Troubleshooting the Windows Agent Setup

Overview

This section helps you troubleshoot the common problems that you might encounter when using Windows Agent Setup. Effective troubleshooting documents depend on the availability of useful, detailed information. This guide will give more troubleshooting processes on Windows Agent Setup. It helps you understand the importance of installing a validator and the method to do so.

Installing a Validator

Validator analyzes an Agent and validates all the prerequisites before installing an agent. It is also used to troubleshoot any issue that occurs in the managed machines that run on a network. Before installing AppViewX gateway and the certificates, make sure you have downloaded the validator to either the Downloads folder or to the Desktop in your local environment.

  1. Click the AppViewX.CertPlus.Validator.exe file to open the application for validation.
  2. In the AppViewX CertPlus Validator screen that opens enter all the mandatory fields in the Basic Information section to proceed.
  3. Select the Agent, Certificate Authority, IIS, and Non-IIS checkbox depending on what you want to validate and manage in the target machine.
  • Based on the checkboxes you selected, the fields that are mandatory will be highlighted in Red color.
  • The CA Name is required only if the Certificate Authority check box is selected.

Click Submit and the results are displayed as shown in the following image:

  • AppViewX CertPlus Compatibility Checker is used for troubleshooting or validating the prerequisites as part of Windows Agent Installation. It comprises the following fields:
Name Description Condition
Machine Name The name of the target machine must be validated. It is a hostname. Mandatory field
CA Name The name of the CA in the CA config. Mandatory only when a CA is selected
User Name User Name to be used for validating the target machine. It is in the format "username@domainname". Mandatory field
Password The password corresponding to the provided user name. Mandatory field

Options

  • User can select single or multiple options based on the installation/ troubleshooting criteria:
  • Agent: Select this option if we need to install an agent in the target machine which is configured in the "Machine Name". It will validate the prerequisites which are required for Agent Installation
  • Certificate Authority: Select this option if we need to validate the Certificate Authority related functionality. The CA Name is mandatory only in this case. Use the certutil -dump command to get the CA Name. In the output of certutil command use-value in the "Server" as the Machine Name and use "Name" as the CA Name.
    • Based on the example below the machine Name is win3.avxdevlab.net and CA Name is avxdevlab-WIN3-CA-no-space.
    • IIS: Select this option if we need to validate the IIS sites related functionality.

Validations

Validate Agent CA IIS Keystore
User Yes Yes Yes Yes
.Net framework Yes Yes Yes Yes
Powershell Yes Yes Yes Yes
CertUtil Yes Yes No No
Certadm.dll Yes Yes No No
netsh Yes No No No
RPC Yes Yes Yes Yes
WinRM Yes Yes Yes Yes
WMI Yes Yes Yes Yes
IIS No No Yes No
  • KeyStore: Select this option if you need to add to validate only the Microsoft Certificate Store related functionality
  1. User Access: It will validate by connecting to the target machine with the specified username and password and check if it has admin access.
  2. .Net Framework: It will check if .Net framework 4.5+ is installed and will display the current .Net framework version.
  3. Powershell version: It will check if Powershell is installed and will display the current Powershell version
  4. CertUtil: It will check if certutil component is available. This is used to get the CA name and the corresponding templates.
  5. CertAdm.dll: This is the native component used to access the CA and will check if this component is available in the C:WindowsSystem32 folder.

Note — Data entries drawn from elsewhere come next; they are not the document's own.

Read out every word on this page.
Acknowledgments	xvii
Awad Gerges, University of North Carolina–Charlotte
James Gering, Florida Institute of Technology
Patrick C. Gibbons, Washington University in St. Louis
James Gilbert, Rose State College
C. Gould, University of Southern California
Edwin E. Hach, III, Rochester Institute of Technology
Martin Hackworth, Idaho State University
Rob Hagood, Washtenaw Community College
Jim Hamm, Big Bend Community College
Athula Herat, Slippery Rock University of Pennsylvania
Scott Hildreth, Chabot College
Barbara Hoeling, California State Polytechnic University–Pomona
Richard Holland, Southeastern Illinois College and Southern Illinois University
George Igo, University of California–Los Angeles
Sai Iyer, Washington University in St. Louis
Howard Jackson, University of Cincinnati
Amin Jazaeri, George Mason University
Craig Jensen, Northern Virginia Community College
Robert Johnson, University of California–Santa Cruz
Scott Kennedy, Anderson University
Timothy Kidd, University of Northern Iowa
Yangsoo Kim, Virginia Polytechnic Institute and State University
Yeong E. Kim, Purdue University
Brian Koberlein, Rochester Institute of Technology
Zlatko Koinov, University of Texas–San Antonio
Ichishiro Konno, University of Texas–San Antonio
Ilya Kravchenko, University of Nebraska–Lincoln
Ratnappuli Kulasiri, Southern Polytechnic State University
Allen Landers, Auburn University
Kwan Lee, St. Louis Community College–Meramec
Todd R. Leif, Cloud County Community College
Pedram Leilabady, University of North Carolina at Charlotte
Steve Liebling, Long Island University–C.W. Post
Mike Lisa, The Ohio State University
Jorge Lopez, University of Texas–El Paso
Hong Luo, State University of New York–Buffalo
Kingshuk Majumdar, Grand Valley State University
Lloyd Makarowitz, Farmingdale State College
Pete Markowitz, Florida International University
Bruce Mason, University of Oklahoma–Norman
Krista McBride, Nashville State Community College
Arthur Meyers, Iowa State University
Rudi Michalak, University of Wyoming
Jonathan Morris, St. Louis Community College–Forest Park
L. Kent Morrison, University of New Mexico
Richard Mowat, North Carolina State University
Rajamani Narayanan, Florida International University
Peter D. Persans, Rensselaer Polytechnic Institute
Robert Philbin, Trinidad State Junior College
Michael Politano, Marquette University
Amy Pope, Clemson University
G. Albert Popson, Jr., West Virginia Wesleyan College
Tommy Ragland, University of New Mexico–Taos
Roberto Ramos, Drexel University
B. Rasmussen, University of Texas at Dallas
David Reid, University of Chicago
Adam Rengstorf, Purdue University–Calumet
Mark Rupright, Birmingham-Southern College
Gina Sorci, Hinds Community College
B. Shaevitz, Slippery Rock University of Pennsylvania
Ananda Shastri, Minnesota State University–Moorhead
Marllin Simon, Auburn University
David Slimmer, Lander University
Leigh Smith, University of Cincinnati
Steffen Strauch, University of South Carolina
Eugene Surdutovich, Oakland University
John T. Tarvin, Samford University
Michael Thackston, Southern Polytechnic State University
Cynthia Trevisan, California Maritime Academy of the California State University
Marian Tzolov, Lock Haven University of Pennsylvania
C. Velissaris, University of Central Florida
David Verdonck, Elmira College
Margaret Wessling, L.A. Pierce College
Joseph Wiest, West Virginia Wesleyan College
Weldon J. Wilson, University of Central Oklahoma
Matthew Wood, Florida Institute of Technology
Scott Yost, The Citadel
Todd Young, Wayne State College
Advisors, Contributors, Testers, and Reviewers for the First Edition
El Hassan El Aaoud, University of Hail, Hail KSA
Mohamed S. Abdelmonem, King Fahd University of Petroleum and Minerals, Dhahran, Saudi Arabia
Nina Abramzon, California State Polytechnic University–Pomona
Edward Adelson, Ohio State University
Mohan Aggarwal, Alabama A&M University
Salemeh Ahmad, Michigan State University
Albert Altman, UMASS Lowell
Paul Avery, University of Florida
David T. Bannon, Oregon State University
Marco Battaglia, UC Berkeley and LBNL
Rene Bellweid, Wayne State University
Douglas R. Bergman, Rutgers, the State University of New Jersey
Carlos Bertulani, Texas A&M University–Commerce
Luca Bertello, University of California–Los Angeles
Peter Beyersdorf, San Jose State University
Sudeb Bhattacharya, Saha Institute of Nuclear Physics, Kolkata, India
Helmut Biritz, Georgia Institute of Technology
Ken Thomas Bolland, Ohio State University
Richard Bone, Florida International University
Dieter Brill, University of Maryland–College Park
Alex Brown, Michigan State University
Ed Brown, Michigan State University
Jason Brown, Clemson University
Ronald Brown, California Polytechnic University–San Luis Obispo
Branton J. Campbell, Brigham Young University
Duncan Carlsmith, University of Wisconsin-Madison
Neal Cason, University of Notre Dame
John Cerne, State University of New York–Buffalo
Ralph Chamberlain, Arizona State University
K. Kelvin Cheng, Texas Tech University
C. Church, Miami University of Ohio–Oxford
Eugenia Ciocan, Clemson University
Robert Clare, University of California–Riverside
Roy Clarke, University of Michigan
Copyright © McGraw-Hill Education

Sometimes, while trying to access this component during the verification it will return an error and hence, a manual check must be performed.
  6. netsh.exe: This is used to bind the certificate to the installed agent port (8999).
  7. RPC service: The remote procedure call service must be running to perform all the remote operations and it will validate if the service is installed and running on the target machine.
  8. WinRM service: Windows Remote Management service is required for the Powershell execution and it will validate if the service is installed and running on the target machine.
  9. WMI service: Windows Management Instrumentation service is required for WMI and Powershell execution and it will validate if the service is installed and running on the target machine.
  10. IIS: It will check if the IIS server is installed and identify the current IIS version.

Color Codes during the Execution

  • Black: Success information and output
  • Red: An error or warning, must take corrective action based on the prerequisite document in case of any issues
  • Blue: Completion of the validation process
  • Green: Complete process is successful

Export Log to File: This is used for exporting the validation summary into a log file.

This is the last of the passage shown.